Experts back devolution of planning permission laws

Devolving major infrastructure planning decisions to local authorities would speed up delivery, experts told MPs this week.

A Parliamentary Transport Committee hearing on Wednesday (1 May) heard that the current system, where major infrastructure projects need consent from central government, is slowing down development where it is needed most.

“We need to devolve a lot of the powers and funding abilities to where the main impacts of new transport investment will be felt,” said Ben Hopkinson, policy researcher at Britain Remade, a campaign group focused on economic growth.

He cited the extension of a tram line in the West Midlands by a mile so that it could reach the HS2 station at Curzon Street.
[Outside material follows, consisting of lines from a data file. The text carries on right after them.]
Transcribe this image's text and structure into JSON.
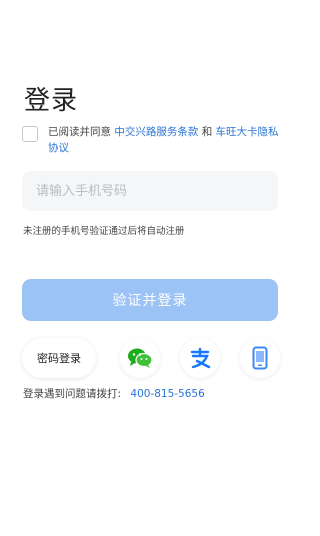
{
  "page": {
    "title": "登录"
  },
  "agreement": {
    "prefix": "已阅读并同意",
    "link1": "中交兴路服务条款",
    "and": "和",
    "link2": "车旺大卡隐私协议"
  },
  "phone_input": {
    "placeholder": "请输入手机号码",
    "value": ""
  },
  "hint": "未注册的手机号验证通过后将自动注册",
  "submit_label": "验证并登录",
  "alt_login": {
    "password_label": "密码登录",
    "icons": [
      "wechat-icon",
      "alipay-icon",
      "mobile-phone-icon"
    ]
  },
  "help": {
    "text": "登录遇到问题请拨打:",
    "phone": "400-815-5656"
  },
  "colors": {
    "accent": "#2a74d4",
    "submit_bg": "#9cc3f6",
    "wechat": "#1aad19",
    "alipay": "#1677ff",
    "mobile": "#3d8af7"
  }
}
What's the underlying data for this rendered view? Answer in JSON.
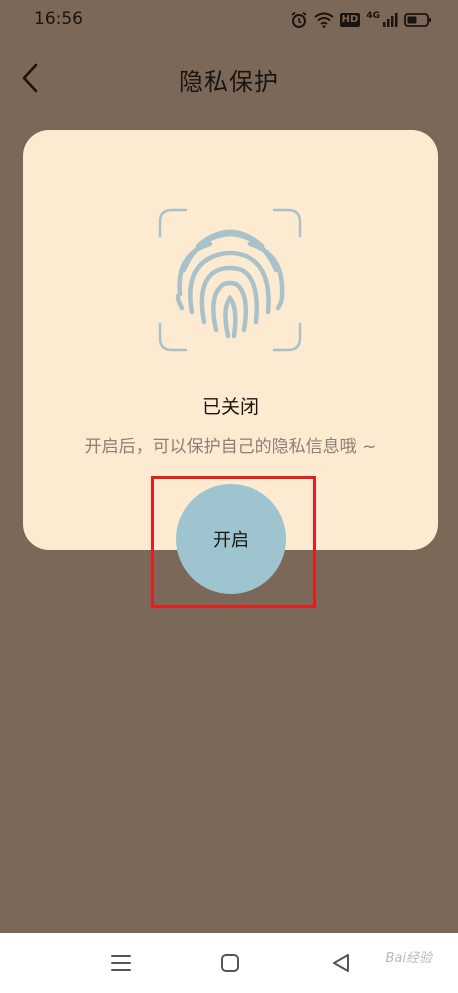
{
  "status_bar": {
    "time": "16:56",
    "hd_badge": "HD",
    "network": "4G",
    "icons": [
      "alarm-icon",
      "wifi-icon",
      "hd-icon",
      "signal-icon",
      "battery-icon"
    ]
  },
  "header": {
    "title": "隐私保护",
    "back_icon": "chevron-left-icon"
  },
  "card": {
    "fingerprint_icon": "fingerprint-icon",
    "status": "已关闭",
    "description": "开启后，可以保护自己的隐私信息哦 ~"
  },
  "enable_button": {
    "label": "开启"
  },
  "nav_bar": {
    "icons": [
      "menu-icon",
      "home-icon",
      "back-icon"
    ]
  },
  "watermark": {
    "text": "Bai经验"
  },
  "colors": {
    "background": "#7b6859",
    "card": "#fcebd0",
    "button": "#9dc4cf",
    "fingerprint": "#a9c2c9",
    "highlight": "#e02020"
  }
}
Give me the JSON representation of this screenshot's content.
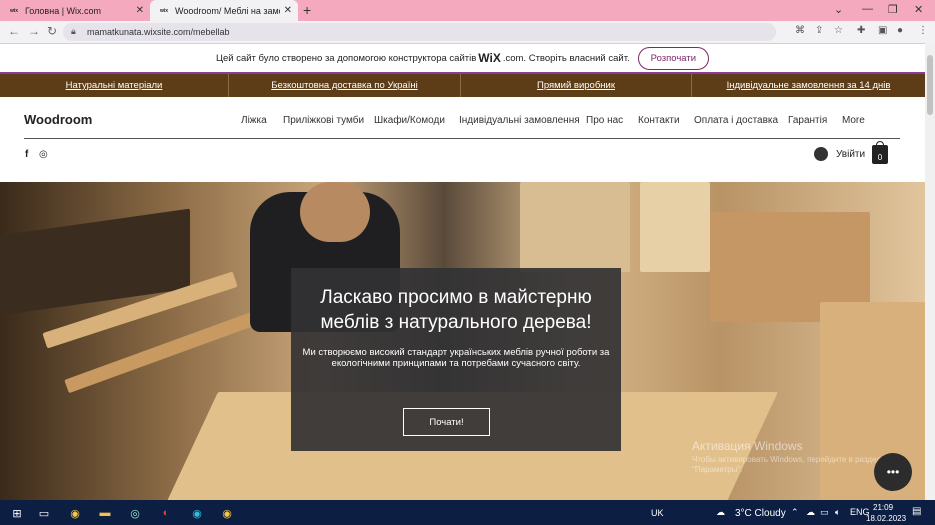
{
  "browser": {
    "tabs": [
      {
        "favicon": "wix",
        "title": "Головна | Wix.com"
      },
      {
        "favicon": "wix",
        "title": "Woodroom/ Меблі на замовлен"
      }
    ],
    "url": "mamatkunata.wixsite.com/mebellab"
  },
  "wix_banner": {
    "text_before": "Цей сайт було створено за допомогою конструктора сайтів",
    "brand": "WiX",
    "text_after": ".com. Створіть власний сайт.",
    "button": "Розпочати"
  },
  "promo": [
    "Натуральні матеріали",
    "Безкоштовна доставка по Україні",
    "Прямий виробник",
    "Індивідуальне замовлення за 14 днів"
  ],
  "header": {
    "logo": "Woodroom",
    "nav": [
      "Ліжка",
      "Приліжкові тумби",
      "Шкафи/Комоди",
      "Індивідуальні замовлення",
      "Про нас",
      "Контакти",
      "Оплата і доставка",
      "Гарантія",
      "More"
    ],
    "login": "Увійти",
    "cart_count": "0"
  },
  "hero": {
    "title": "Ласкаво просимо в майстерню меблів з натурального дерева!",
    "text": "Ми створюємо високий стандарт українських меблів ручної роботи за екологічними принципами та потребами сучасного світу.",
    "button": "Почати!"
  },
  "watermark": {
    "line1": "Активация Windows",
    "line2": "Чтобы активировать Windows, перейдите в раздел \"Параметры\"."
  },
  "taskbar": {
    "lang": "UK",
    "weather": "3°C  Cloudy",
    "time": "21:09",
    "date": "18.02.2023"
  },
  "colors": {
    "tabbar": "#f5a9bf",
    "promobar": "#5c3d17",
    "accent": "#7b2a65",
    "taskbar": "#0c1f43"
  }
}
Design work began on the planned extension to the West Midlands Metro to Birmingham Eastside back in 2013, and a planning application was submitted in October 2016.

“It took 40 months for the transport secretary to give permission to Birmingham to build a mile extension [to the project],” Hopkinson said.

“I think these kind of case studies show that really, we need to devolve a lot of the planning approval and the funding mechanisms to the local level where these local projects are being developed.”

Construction sector chiefs have long bemoaned delays in the planning process putting a spanner in the works of big projects.

Major infrastructure projects need to get the go-ahead from the government, which means officials and ministers dealing with multiple applications at any one time.

University of Hertfordshire visiting professor Stephen Joseph told the committee that devolution was the key to getting vital projects on track.

“My one-word answer to how do we deal with [delays] is devolve,” he said.

“Actually, there’s no point people in London working out whether a particular bus should run to Newton Aycliffe or whatever. That should be devolved.”

He also referenced a law passed in France a few years ago called the droit de la mobilité (right to mobility), which established passenger transport executives in local and rural areas.

“For the first time, it is focusing people on what money is around on transport, and how to make it work better as the right to mobility, for people to be able to get to work and hospital and so on,” he said.

Such a process would allow local authorities to prioritise projects that are most in need locally, he argued.

However, cash-strapped local authorities have struggled to recruit enough planning officials.

In 2022, Ashurst partner and co-head of planning Claire Dutch told Construction News a lot of good planning officers get poached by the private sector as the pay is higher.

She warned morale “has been sucked out of public service, particularly from planning departments”.